Tim returned, but his position had been filled...permanently.
I found my reason to wake up.
I found the place my heart belonged.
Every single day for the last 4 years, I have worked for these cows.
I have been determined to do right by them, because I owe them.
Keeping this mindset has allowed me to shape my herd of cattle into a healthy, sound group.
A group that I am proud of.
I suppose I need to mention that at the time I was breaking into the business, most farmers were getting out.
The bottom literally fell out of the milk market and farmers couldn't afford to do it anymore.
Some were just too tired to try.
I don't blame them.
We didn't find it any easier than anyone else, we just had a few more things going for us.
Currently, the milk futures aren't looking good.
We have a projected milk price that is frightening, you won't see it in the store...trust me.

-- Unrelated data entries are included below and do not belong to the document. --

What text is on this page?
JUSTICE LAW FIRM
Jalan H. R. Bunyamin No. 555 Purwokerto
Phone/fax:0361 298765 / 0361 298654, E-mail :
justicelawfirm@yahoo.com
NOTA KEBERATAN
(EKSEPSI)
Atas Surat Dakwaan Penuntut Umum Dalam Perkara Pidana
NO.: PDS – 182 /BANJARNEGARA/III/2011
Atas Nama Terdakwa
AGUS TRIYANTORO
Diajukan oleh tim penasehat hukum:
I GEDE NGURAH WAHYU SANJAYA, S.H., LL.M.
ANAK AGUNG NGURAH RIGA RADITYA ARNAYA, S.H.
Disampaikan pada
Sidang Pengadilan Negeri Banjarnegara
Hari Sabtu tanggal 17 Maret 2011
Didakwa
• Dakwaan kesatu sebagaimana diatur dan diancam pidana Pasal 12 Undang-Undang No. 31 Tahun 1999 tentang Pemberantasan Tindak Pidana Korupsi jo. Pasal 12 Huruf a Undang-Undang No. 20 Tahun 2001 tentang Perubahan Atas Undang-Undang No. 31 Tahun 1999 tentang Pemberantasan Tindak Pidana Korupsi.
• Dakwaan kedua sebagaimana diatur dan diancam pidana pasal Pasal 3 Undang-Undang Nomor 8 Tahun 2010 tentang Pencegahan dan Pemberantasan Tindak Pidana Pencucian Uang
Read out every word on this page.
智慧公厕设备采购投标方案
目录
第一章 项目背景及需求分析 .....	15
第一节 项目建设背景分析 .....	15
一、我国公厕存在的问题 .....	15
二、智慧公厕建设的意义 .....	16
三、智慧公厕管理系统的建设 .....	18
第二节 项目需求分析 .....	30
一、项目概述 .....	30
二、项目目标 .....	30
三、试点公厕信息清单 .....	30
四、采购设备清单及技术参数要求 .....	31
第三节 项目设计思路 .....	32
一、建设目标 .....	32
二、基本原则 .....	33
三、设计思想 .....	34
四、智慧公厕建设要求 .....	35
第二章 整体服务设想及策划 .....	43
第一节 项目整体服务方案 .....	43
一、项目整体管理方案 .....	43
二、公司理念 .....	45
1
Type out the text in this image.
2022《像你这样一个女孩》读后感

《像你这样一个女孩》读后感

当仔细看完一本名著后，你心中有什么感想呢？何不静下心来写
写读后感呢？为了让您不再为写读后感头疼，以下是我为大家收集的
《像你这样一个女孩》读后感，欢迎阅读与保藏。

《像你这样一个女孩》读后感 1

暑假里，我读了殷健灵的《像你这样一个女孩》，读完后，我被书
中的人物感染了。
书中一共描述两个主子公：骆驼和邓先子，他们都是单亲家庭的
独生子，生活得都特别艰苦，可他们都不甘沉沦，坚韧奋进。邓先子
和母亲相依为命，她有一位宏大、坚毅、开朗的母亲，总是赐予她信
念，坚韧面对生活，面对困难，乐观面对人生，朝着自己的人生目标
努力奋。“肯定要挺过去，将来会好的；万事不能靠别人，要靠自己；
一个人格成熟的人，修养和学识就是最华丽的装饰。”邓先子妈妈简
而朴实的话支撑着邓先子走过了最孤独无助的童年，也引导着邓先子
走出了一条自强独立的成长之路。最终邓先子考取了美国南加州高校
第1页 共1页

Couple what we are expected to be paid, with a couple of years of bad crops and you have a recipe for trouble.
Feed prices are astronomical which is bad news when you have a crop situation like we have had.
Money is always the bottom line.
Four years ago yesterday my life changed for the better.
Yesterday decisions were made that will change my life.
BossMan has a plan and I believe God is in my corner so, with the request of your support, I am moving forward.
I know this is what I am meant to do forever, I just pray I can and that I will have what it takes.